It has been intriguing me over the past few weeks as we’ve waited for the confirmed Code of Practice on SEND to be implemented from September 2014. There is an implication that the change will be managed over time, and, as far as the “sharp end” of SEND, where Children and Young People are in receipt of a current Statement of Special Educational Needs, or perhaps are already in some kind of special provision, that may be the case. I can see that over the anticipated three year period, the annual reviews embedded in the statements will enable them to be changed to Education, Health and Care Plans (EHCP) as they are reviewed, with emphasis on those approaching transition to another institution.
At a recent talk by a Hampshire senior inspector for SEND, there was a suggestion that EHCPs will impact on between 1 and 2% of the school population. A large number of these will already be in the system, so should be ok, as long as they have families capable of keeping the system on it’s toes, or teachers able to act as an advocate in vulnerable cases.

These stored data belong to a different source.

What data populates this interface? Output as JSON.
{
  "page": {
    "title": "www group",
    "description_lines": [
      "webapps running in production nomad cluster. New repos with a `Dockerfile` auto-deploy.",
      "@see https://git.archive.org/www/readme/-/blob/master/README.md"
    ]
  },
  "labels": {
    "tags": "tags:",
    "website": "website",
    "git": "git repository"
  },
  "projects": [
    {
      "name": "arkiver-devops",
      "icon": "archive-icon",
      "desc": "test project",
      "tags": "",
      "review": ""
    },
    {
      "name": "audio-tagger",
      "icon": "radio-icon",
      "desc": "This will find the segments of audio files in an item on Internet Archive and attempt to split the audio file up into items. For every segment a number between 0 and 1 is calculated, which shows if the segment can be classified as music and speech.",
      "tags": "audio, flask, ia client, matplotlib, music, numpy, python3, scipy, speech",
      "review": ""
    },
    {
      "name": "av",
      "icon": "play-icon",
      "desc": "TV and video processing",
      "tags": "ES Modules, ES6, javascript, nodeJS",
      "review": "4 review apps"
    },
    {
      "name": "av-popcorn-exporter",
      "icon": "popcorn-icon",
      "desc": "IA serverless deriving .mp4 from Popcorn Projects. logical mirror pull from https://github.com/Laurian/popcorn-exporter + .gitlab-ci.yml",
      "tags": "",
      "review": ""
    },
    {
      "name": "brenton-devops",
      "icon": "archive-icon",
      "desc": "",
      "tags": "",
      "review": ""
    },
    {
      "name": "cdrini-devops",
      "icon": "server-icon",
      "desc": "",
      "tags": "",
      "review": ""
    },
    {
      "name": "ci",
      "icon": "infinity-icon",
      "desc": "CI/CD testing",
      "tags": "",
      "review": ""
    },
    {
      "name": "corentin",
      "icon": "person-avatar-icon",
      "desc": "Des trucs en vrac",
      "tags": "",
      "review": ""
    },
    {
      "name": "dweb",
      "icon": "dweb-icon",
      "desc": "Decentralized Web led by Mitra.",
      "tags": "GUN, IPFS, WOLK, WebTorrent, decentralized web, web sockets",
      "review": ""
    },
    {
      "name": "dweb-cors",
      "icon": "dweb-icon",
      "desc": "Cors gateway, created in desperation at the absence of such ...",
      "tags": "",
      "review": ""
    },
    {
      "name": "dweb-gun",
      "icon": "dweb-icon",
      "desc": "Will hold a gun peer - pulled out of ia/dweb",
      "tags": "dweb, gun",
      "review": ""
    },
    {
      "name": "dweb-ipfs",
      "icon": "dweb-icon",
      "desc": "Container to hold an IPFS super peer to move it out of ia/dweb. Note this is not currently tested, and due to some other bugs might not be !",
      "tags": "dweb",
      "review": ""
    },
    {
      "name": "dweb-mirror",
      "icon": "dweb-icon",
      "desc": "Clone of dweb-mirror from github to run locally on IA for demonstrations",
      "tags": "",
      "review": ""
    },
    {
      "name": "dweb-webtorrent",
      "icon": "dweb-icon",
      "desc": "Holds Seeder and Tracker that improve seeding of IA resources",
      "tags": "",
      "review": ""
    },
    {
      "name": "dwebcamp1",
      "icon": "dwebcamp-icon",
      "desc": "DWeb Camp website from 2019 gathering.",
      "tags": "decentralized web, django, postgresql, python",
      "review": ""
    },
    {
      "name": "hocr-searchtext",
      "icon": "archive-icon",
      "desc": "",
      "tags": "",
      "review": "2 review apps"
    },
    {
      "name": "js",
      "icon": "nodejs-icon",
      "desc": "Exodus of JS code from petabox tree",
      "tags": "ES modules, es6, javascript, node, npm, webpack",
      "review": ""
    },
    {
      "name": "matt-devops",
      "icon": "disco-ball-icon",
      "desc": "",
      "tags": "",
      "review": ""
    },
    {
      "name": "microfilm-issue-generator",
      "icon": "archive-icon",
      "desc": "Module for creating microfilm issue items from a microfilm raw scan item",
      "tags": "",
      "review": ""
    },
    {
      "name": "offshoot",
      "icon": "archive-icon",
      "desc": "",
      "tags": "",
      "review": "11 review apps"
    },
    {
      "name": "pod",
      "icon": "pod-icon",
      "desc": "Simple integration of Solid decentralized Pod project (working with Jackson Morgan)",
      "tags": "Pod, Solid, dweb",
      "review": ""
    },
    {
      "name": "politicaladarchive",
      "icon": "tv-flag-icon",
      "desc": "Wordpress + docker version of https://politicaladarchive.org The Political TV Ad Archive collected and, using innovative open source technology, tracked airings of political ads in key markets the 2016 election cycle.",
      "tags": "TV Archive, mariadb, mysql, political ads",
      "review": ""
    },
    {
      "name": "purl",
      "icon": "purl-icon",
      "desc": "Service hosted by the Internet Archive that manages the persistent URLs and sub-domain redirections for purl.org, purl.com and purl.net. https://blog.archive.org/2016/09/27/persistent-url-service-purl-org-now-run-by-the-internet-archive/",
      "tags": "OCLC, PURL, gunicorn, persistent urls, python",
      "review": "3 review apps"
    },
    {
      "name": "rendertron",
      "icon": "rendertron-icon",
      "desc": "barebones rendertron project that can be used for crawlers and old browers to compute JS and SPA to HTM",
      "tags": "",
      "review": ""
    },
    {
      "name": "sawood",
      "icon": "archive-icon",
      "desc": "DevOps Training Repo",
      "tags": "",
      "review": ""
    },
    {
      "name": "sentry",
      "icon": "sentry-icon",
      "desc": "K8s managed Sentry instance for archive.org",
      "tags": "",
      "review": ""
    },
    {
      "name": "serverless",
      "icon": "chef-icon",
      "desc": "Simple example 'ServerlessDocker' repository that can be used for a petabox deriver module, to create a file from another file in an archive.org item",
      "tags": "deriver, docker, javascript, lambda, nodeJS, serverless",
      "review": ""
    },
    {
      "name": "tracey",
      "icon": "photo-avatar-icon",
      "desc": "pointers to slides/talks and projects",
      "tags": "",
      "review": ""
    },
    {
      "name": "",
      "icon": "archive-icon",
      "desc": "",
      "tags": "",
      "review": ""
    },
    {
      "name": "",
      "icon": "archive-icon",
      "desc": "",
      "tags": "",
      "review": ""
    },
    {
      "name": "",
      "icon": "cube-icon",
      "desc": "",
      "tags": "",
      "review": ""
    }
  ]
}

That still leaves 98% of children in classrooms across the country. If, on the Government preferred scale of achievement, 85% of children are expected to leave Primary education with the equivalent of what was previously level 4b, it leaves 13% of children above the EHCP threshold, but less than the expected level. It is possible to speculate that they will have a range of individual, some special needs, within Communication and Interaction, Cognition and Learning or Social, Mental and Emotional Health. Sensory and/or Physical needs, I would suggest, are likely to have been picked up before formal education, so should already have the benefit of an EHCP/Statement. I would speculate further that the needs of a small number of those who achieve will occasionally be individualised, requiring specific interventions by adults.
Checklist of characteristics to look out for.

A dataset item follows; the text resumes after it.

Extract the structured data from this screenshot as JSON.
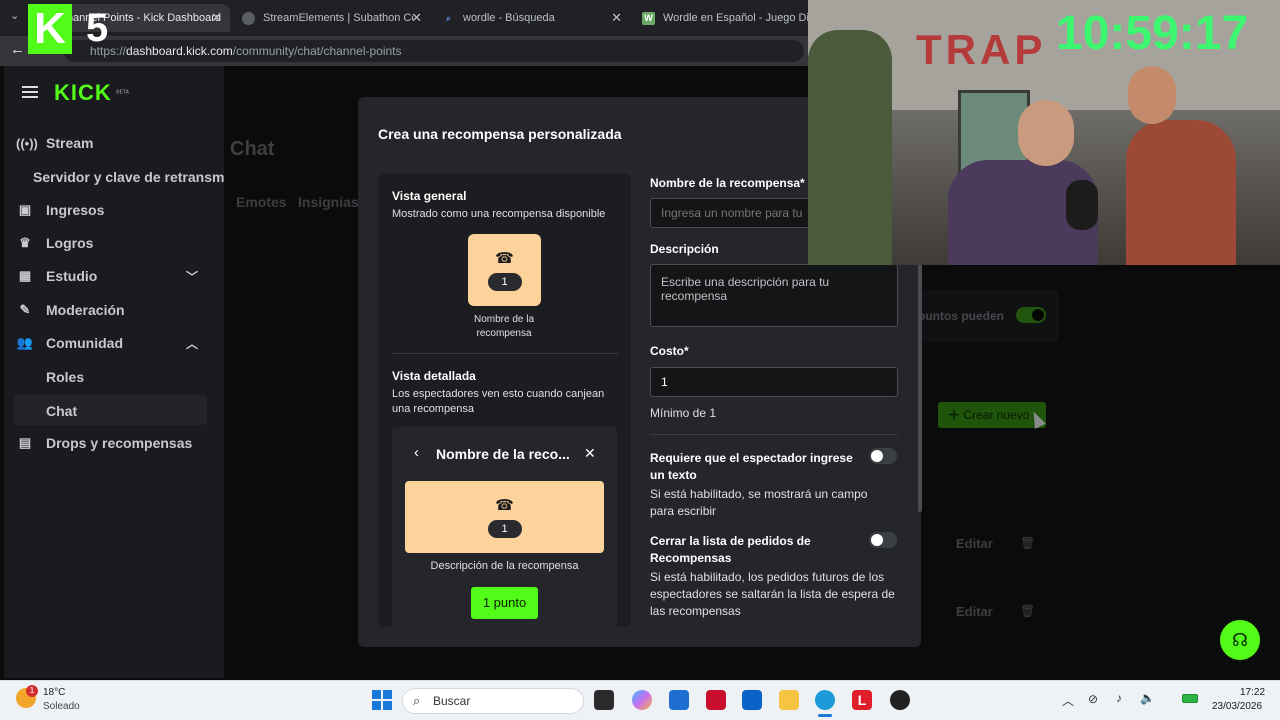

Keeping up with your peers is visible for three weeks of the year in the Tour de France, so is an apt analogy. The 150 best (depends on your choice) cyclists, working together in teams, seek to ensure that their leader, not necessarily the best of the bunch, has a chance to win the overall race after 3000 gruelling kilometres of racing. It is interesting watching the Peloton, or main pack, especially when hitting the worst of the mountains. Whereas on the flat, they are all seemingly capable of maintaining a reasonable place among the pack, but the hills and mountains drain the stamina, make muscles ache and provide such a challenge that even a winner of a stage can hit the wall and drop further behind.
The same can apply to learning. Going along on the flat is fine but learners need to encounter the hills, learn the techniques to keep going and then to develop the specialist skills needed to attempt the mountains. Children who encounter burn out are difficult to motivate to continue.
The 20% of learners who may have different degrees of individual needs have always existed in classrooms, and, despite the best efforts of every pre-school teacher, are likely still to enter the school system. Their needs need to be carefully interrogated through what I have called in another post, a Record of Actions, Discussions or Decisions, Interventions and Outcomes, or RADIO.
Identification, intervention, discussion, adaptation, feedback are all teacher skills, outlined in the teaching standards 6 and 5, thinking on your feet and adapting to needs. These derive from teacher expectation, standards 2 and 4, where, hopefully, planning embeds the lesson narrative, for different groups, to an extent where the teacher can spot those whose “progress” is somehow not as anticipated, therefore requiring a short chat. These interactions, if regular and progressively deeper and concerning, might be the beginning of a pattern, which if left, becomes a learning deficit, requiring greater intervention.
The mantra for September 2014, in the brave new world of SEND should be “Anticipate and expect, then Actions, Discussions or Decisions, Interventions and Outcomes” to ensure thatno childis allowed to slip.
It is worth remembering that a child cannot be deemed to have special educational needs if the teaching received is inadequate. This can apply to ineffective Teaching Assistant intervention also. SEND children need quality teacher time.